Beyond the model itself, STACK was used to construct Perturb Sapiens, described as the first human whole-organism perturbed cell atlas, spanning 28 tissues, 40 cell classes, and 201 perturbations, with predictions checked against in-vitro experiments.
STACK is a transformer-based foundation model trained self-supervised on 149 million human single cells that were uniformly preprocessed to reduce platform and pipeline heterogeneity. Its defining architectural choice is tabular attention over context cells: rather than embedding a cell from its own features alone, the model attends across a tabular set of cells so that representations and downstream predictions are informed by neighboring observations. This design is what enables in-context learning, allowing the model to generalize to perturbation types absent from its training objective without parameter updates. The authors benchmark zero-shot performance against fine-tuned baselines and report comparable or superior results, and demonstrate the approach at scale by generating the Perturb Sapiens atlas (28 tissues, 40 cell classes, 201 perturbations) with in-vitro experimental confirmation.
STACK is aimed at computational biologists and experimentalists who need to anticipate cellular responses to interventions without running — or before running — costly screens. Because perturbation effects are predicted in context from a few examples, researchers can explore chemical and genetic perturbation hypotheses across many cell types and tissues, prioritize candidates for validation, and build perturbation atlases such as Perturb Sapiens. The context-aware embeddings are also broadly useful for standard single-cell tasks like cell-type representation and integration across the uniformly preprocessed corpus the model was trained on.
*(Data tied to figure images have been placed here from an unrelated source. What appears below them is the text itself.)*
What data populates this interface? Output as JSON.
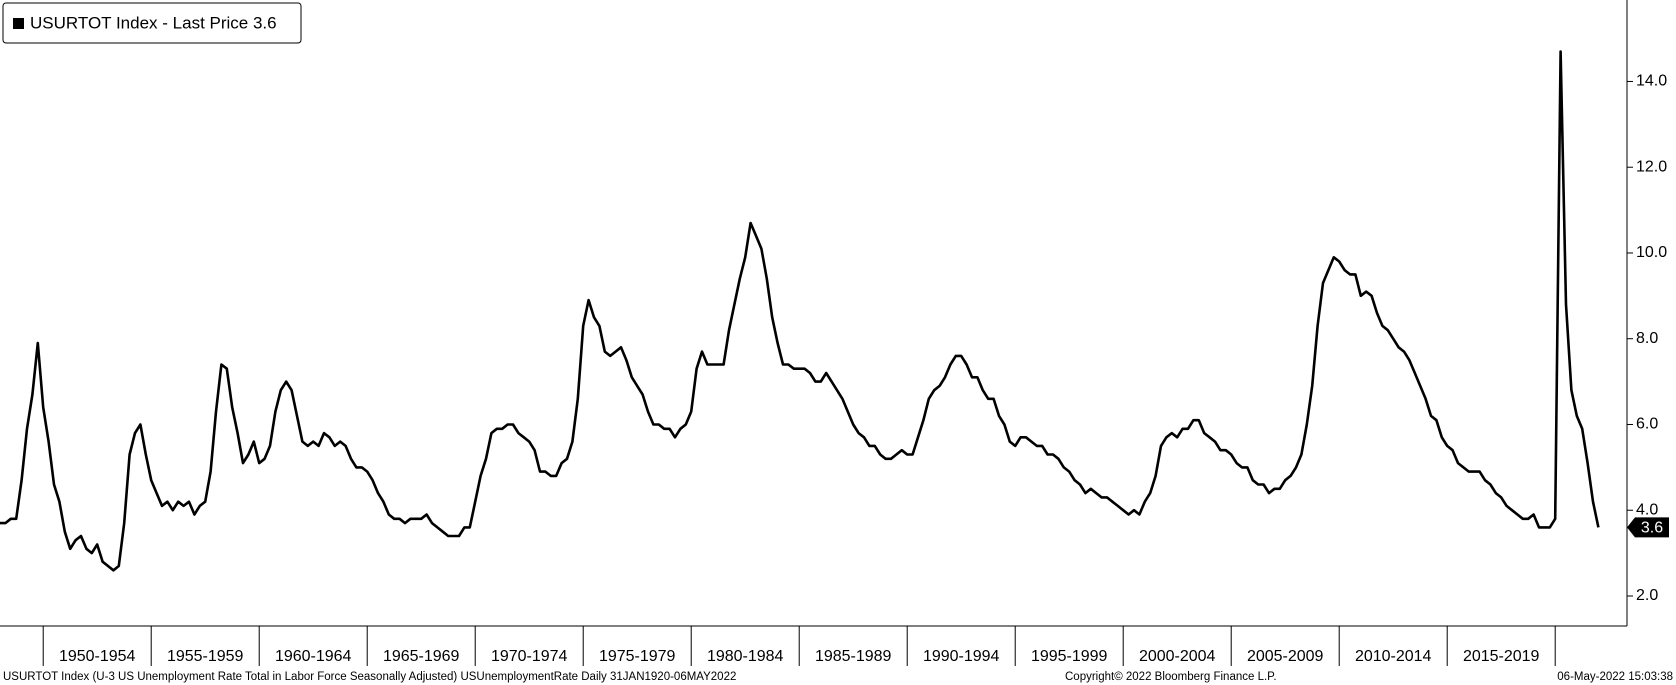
{
  "chart_data": {
    "type": "line",
    "categories": [
      null,
      "1950-1954",
      "1955-1959",
      "1960-1964",
      "1965-1969",
      "1970-1974",
      "1975-1979",
      "1980-1984",
      "1985-1989",
      "1990-1994",
      "1995-1999",
      "2000-2004",
      "2005-2009",
      "2010-2014",
      "2015-2019",
      null
    ],
    "series": [
      {
        "name": "USURTOT Index - Last Price 3.6",
        "color": "#000000",
        "values": [
          [
            3.7,
            3.7,
            3.8,
            3.8,
            4.7,
            5.9,
            6.7,
            7.9
          ],
          [
            6.4,
            5.6,
            4.6,
            4.2,
            3.5,
            3.1,
            3.3,
            3.4,
            3.1,
            3.0,
            3.2,
            2.8,
            2.7,
            2.6,
            2.7,
            3.7,
            5.3,
            5.8,
            6.0,
            5.3
          ],
          [
            4.7,
            4.4,
            4.1,
            4.2,
            4.0,
            4.2,
            4.1,
            4.2,
            3.9,
            4.1,
            4.2,
            4.9,
            6.3,
            7.4,
            7.3,
            6.4,
            5.8,
            5.1,
            5.3,
            5.6
          ],
          [
            5.1,
            5.2,
            5.5,
            6.3,
            6.8,
            7.0,
            6.8,
            6.2,
            5.6,
            5.5,
            5.6,
            5.5,
            5.8,
            5.7,
            5.5,
            5.6,
            5.5,
            5.2,
            5.0,
            5.0
          ],
          [
            4.9,
            4.7,
            4.4,
            4.2,
            3.9,
            3.8,
            3.8,
            3.7,
            3.8,
            3.8,
            3.8,
            3.9,
            3.7,
            3.6,
            3.5,
            3.4,
            3.4,
            3.4,
            3.6,
            3.6
          ],
          [
            4.2,
            4.8,
            5.2,
            5.8,
            5.9,
            5.9,
            6.0,
            6.0,
            5.8,
            5.7,
            5.6,
            5.4,
            4.9,
            4.9,
            4.8,
            4.8,
            5.1,
            5.2,
            5.6,
            6.6
          ],
          [
            8.3,
            8.9,
            8.5,
            8.3,
            7.7,
            7.6,
            7.7,
            7.8,
            7.5,
            7.1,
            6.9,
            6.7,
            6.3,
            6.0,
            6.0,
            5.9,
            5.9,
            5.7,
            5.9,
            6.0
          ],
          [
            6.3,
            7.3,
            7.7,
            7.4,
            7.4,
            7.4,
            7.4,
            8.2,
            8.8,
            9.4,
            9.9,
            10.7,
            10.4,
            10.1,
            9.4,
            8.5,
            7.9,
            7.4,
            7.4,
            7.3
          ],
          [
            7.3,
            7.3,
            7.2,
            7.0,
            7.0,
            7.2,
            7.0,
            6.8,
            6.6,
            6.3,
            6.0,
            5.8,
            5.7,
            5.5,
            5.5,
            5.3,
            5.2,
            5.2,
            5.3,
            5.4
          ],
          [
            5.3,
            5.3,
            5.7,
            6.1,
            6.6,
            6.8,
            6.9,
            7.1,
            7.4,
            7.6,
            7.6,
            7.4,
            7.1,
            7.1,
            6.8,
            6.6,
            6.6,
            6.2,
            6.0,
            5.6
          ],
          [
            5.5,
            5.7,
            5.7,
            5.6,
            5.5,
            5.5,
            5.3,
            5.3,
            5.2,
            5.0,
            4.9,
            4.7,
            4.6,
            4.4,
            4.5,
            4.4,
            4.3,
            4.3,
            4.2,
            4.1
          ],
          [
            4.0,
            3.9,
            4.0,
            3.9,
            4.2,
            4.4,
            4.8,
            5.5,
            5.7,
            5.8,
            5.7,
            5.9,
            5.9,
            6.1,
            6.1,
            5.8,
            5.7,
            5.6,
            5.4,
            5.4
          ],
          [
            5.3,
            5.1,
            5.0,
            5.0,
            4.7,
            4.6,
            4.6,
            4.4,
            4.5,
            4.5,
            4.7,
            4.8,
            5.0,
            5.3,
            6.0,
            6.9,
            8.3,
            9.3,
            9.6,
            9.9
          ],
          [
            9.8,
            9.6,
            9.5,
            9.5,
            9.0,
            9.1,
            9.0,
            8.6,
            8.3,
            8.2,
            8.0,
            7.8,
            7.7,
            7.5,
            7.2,
            6.9,
            6.6,
            6.2,
            6.1,
            5.7
          ],
          [
            5.5,
            5.4,
            5.1,
            5.0,
            4.9,
            4.9,
            4.9,
            4.7,
            4.6,
            4.4,
            4.3,
            4.1,
            4.0,
            3.9,
            3.8,
            3.8,
            3.9,
            3.6,
            3.6,
            3.6
          ],
          [
            3.8,
            14.7,
            8.8,
            6.8,
            6.2,
            5.9,
            5.1,
            4.2,
            3.6
          ]
        ]
      }
    ],
    "last_price_label": "3.6",
    "ylim": [
      1.3,
      15.9
    ],
    "yticks": [
      {
        "value": 2,
        "label": "2.0"
      },
      {
        "value": 4,
        "label": "4.0"
      },
      {
        "value": 6,
        "label": "6.0"
      },
      {
        "value": 8,
        "label": "8.0"
      },
      {
        "value": 10,
        "label": "10.0"
      },
      {
        "value": 12,
        "label": "12.0"
      },
      {
        "value": 14,
        "label": "14.0"
      }
    ],
    "footer_left": "USURTOT Index (U-3 US Unemployment Rate Total in Labor Force Seasonally Adjusted) USUnemploymentRate  Daily 31JAN1920-06MAY2022",
    "footer_center": "Copyright© 2022 Bloomberg Finance L.P.",
    "footer_right": "06-May-2022 15:03:38"
  }
}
STACK contributes a distinct architectural direction to the single-cell foundation
model landscape: in-context learning via attention over reference cells, transferred
from the language-model paradigm to tabular transcriptomics. Its construction of
Perturb Sapiens, positioned as the first human whole-organism perturbed cell atlas with
in-vitro support, is a notable demonstration of generative perturbation modeling at
organism scale. The work shares an author (Yusuf Roohani) with GEARS, a separate
graph-based perturbation-prediction model already cataloged on bio.rodeo, though STACK
is a distinct model. Code is released by the Arc Institute (ArcInstitute/stack) and
model weights are available on Hugging Face (arcinstitute/Stack-Large), though both
carry non-commercial terms (code under CC BY-NC-SA, weights under a custom Arc
non-commercial license) that constrain commercial reuse and redistribution.